ADA accessible counter specifications
| Requirement | Specification | ADA section |
|---|---|---|
| Accessible counter height (max) | 36″ | 904.4 |
| Accessible length — parallel approach | 36″ min | 904.4.1 |
| Accessible length — forward approach | 30″ min | 904.4.2 |
| Knee clearance (forward approach) | 27″ high × 30″ wide × 11–25″ deep | 306.3 |
| Toe clearance | 9″ high, 17–25″ deep | 306.2 |
| Clear floor space | 30″ × 48″ | 305 |
| Forward / side reach range | 15″–48″ | 308 |
A standard greeter or transaction counter sits around 42 inches high — comfortable for someone standing, but out of reach for a seated visitor or wheelchair user. ADA closes that gap by requiring an accessible section of the counter at 36 inches maximum, deep enough to match the rest of the counter top so a visitor can sign, review, or collect documents at a usable surface.
How that section is served decides its length:
At a sales or service counter, provide an accessible section no higher than 36 inches: at least 36 inches long for a parallel approach, or 30 inches long with knee and toe clearance for a forward approach.

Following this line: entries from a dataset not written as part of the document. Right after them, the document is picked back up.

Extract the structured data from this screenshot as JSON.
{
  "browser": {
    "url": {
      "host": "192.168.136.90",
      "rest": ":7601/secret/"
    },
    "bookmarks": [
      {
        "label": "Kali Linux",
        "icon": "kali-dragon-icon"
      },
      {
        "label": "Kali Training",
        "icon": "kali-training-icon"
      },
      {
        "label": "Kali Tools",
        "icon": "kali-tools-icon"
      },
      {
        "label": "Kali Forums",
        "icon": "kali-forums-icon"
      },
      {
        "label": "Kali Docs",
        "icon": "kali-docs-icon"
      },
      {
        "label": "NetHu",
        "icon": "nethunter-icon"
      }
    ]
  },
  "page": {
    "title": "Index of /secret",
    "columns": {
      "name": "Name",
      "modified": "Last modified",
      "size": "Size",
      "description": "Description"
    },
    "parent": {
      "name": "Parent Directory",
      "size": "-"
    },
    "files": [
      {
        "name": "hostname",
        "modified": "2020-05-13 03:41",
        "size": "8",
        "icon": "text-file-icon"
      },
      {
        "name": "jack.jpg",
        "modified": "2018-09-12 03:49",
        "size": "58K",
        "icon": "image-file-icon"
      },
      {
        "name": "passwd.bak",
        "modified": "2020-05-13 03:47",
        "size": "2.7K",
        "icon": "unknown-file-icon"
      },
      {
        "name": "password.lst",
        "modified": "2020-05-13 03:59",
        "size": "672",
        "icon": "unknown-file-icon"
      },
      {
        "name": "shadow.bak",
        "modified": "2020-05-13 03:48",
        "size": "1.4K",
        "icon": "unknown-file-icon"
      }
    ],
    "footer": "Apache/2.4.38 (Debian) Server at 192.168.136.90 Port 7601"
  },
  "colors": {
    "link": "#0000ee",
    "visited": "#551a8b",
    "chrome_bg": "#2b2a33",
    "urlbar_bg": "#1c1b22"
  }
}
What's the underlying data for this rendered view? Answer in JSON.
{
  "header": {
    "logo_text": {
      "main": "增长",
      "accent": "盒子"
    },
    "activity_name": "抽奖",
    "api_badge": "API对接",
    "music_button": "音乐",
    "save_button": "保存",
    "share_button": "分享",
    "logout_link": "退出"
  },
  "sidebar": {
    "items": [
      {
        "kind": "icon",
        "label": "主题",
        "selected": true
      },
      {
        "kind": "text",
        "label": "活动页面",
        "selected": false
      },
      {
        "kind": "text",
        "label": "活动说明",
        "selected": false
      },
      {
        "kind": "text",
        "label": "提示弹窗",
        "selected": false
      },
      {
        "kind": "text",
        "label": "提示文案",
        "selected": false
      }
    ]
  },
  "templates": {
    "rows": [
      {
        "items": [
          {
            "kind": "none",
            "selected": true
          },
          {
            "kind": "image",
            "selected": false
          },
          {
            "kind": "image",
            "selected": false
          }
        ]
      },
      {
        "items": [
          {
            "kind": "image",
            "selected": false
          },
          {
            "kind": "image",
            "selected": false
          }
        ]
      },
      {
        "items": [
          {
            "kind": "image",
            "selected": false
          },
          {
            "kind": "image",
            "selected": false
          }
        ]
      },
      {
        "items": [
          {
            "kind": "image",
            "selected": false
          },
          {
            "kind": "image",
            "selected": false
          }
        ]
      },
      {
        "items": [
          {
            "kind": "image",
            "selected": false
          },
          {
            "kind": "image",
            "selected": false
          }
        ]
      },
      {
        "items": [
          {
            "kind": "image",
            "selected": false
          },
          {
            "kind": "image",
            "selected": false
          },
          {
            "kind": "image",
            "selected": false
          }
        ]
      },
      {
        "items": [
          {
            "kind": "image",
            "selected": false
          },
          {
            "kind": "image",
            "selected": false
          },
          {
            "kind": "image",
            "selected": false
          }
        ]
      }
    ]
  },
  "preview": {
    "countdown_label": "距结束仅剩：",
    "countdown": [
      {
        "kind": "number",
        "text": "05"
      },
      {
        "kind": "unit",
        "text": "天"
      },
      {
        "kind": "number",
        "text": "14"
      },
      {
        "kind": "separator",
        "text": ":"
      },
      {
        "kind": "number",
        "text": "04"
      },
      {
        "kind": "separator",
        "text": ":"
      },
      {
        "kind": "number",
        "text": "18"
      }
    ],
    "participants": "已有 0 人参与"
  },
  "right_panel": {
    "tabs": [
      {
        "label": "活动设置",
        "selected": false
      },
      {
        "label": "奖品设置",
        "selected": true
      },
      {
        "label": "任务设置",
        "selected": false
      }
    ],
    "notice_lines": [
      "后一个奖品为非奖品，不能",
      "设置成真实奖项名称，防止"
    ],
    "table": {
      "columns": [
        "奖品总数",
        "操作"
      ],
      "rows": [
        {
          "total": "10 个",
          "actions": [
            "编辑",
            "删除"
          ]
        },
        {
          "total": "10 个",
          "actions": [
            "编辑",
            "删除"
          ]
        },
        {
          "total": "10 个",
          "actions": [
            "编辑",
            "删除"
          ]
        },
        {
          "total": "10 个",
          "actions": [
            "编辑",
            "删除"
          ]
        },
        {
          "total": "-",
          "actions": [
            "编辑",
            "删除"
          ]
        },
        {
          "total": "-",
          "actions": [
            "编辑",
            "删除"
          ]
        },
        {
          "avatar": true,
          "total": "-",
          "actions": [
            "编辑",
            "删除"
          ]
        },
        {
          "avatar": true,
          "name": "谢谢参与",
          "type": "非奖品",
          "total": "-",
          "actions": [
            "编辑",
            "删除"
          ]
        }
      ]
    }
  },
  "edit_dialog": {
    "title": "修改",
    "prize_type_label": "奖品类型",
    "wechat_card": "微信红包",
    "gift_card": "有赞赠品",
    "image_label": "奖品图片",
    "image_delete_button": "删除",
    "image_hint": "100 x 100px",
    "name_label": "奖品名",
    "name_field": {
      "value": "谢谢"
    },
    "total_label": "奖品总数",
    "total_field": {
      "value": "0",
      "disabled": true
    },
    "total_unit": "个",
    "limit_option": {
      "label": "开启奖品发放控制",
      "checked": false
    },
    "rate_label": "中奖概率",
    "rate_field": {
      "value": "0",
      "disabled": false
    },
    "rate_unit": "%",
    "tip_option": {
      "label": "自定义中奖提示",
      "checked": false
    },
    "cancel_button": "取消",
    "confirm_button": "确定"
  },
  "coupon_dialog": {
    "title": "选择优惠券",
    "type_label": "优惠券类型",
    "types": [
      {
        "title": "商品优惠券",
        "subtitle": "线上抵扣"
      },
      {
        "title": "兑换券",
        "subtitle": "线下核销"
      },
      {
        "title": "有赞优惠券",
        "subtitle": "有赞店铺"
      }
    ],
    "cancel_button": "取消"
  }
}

U.S. Access Board — 2010 ADA Standards §904.4
A forward approach only works if a wheelchair can fit under the counter. The standards call for knee clearance 27 inches high, 30 inches wide, and 11 to 25 inches deep, with toe clearance of 9 inches high below that. In practice this means the accessible section cannot have a closed modesty panel or storage to the floor — it has to be left open underneath.
Every accessible counter needs a 30-by-48-inch clear floor space positioned for the approach it serves, kept free of mats, planters, or stanchions. Anything a visitor must operate — a card reader, a pen, a sign-in tablet — has to sit within the 15-to-48-inch reach range, measured from the floor.
The cleanest way to meet these requirements is to design the accessible section into the reception desk itself rather than bolt on a separate table — a lowered 36-inch return at one end, with open knee space and the clear floor area planned into the layout. Arc Grove® builds reception desks with an integrated accessible section, sized to the dimensions above; if your lobby has an unusual footprint, we build to your exact plan. For how accessibility fits into the wider specification, see our guide to ADA-compliant office furniture.
This article summarizes the 2010 ADA Standards for general guidance. Confirm requirements for your project against the current standards and any applicable state or local accessibility code, and consult an accessibility professional where compliance is contractual.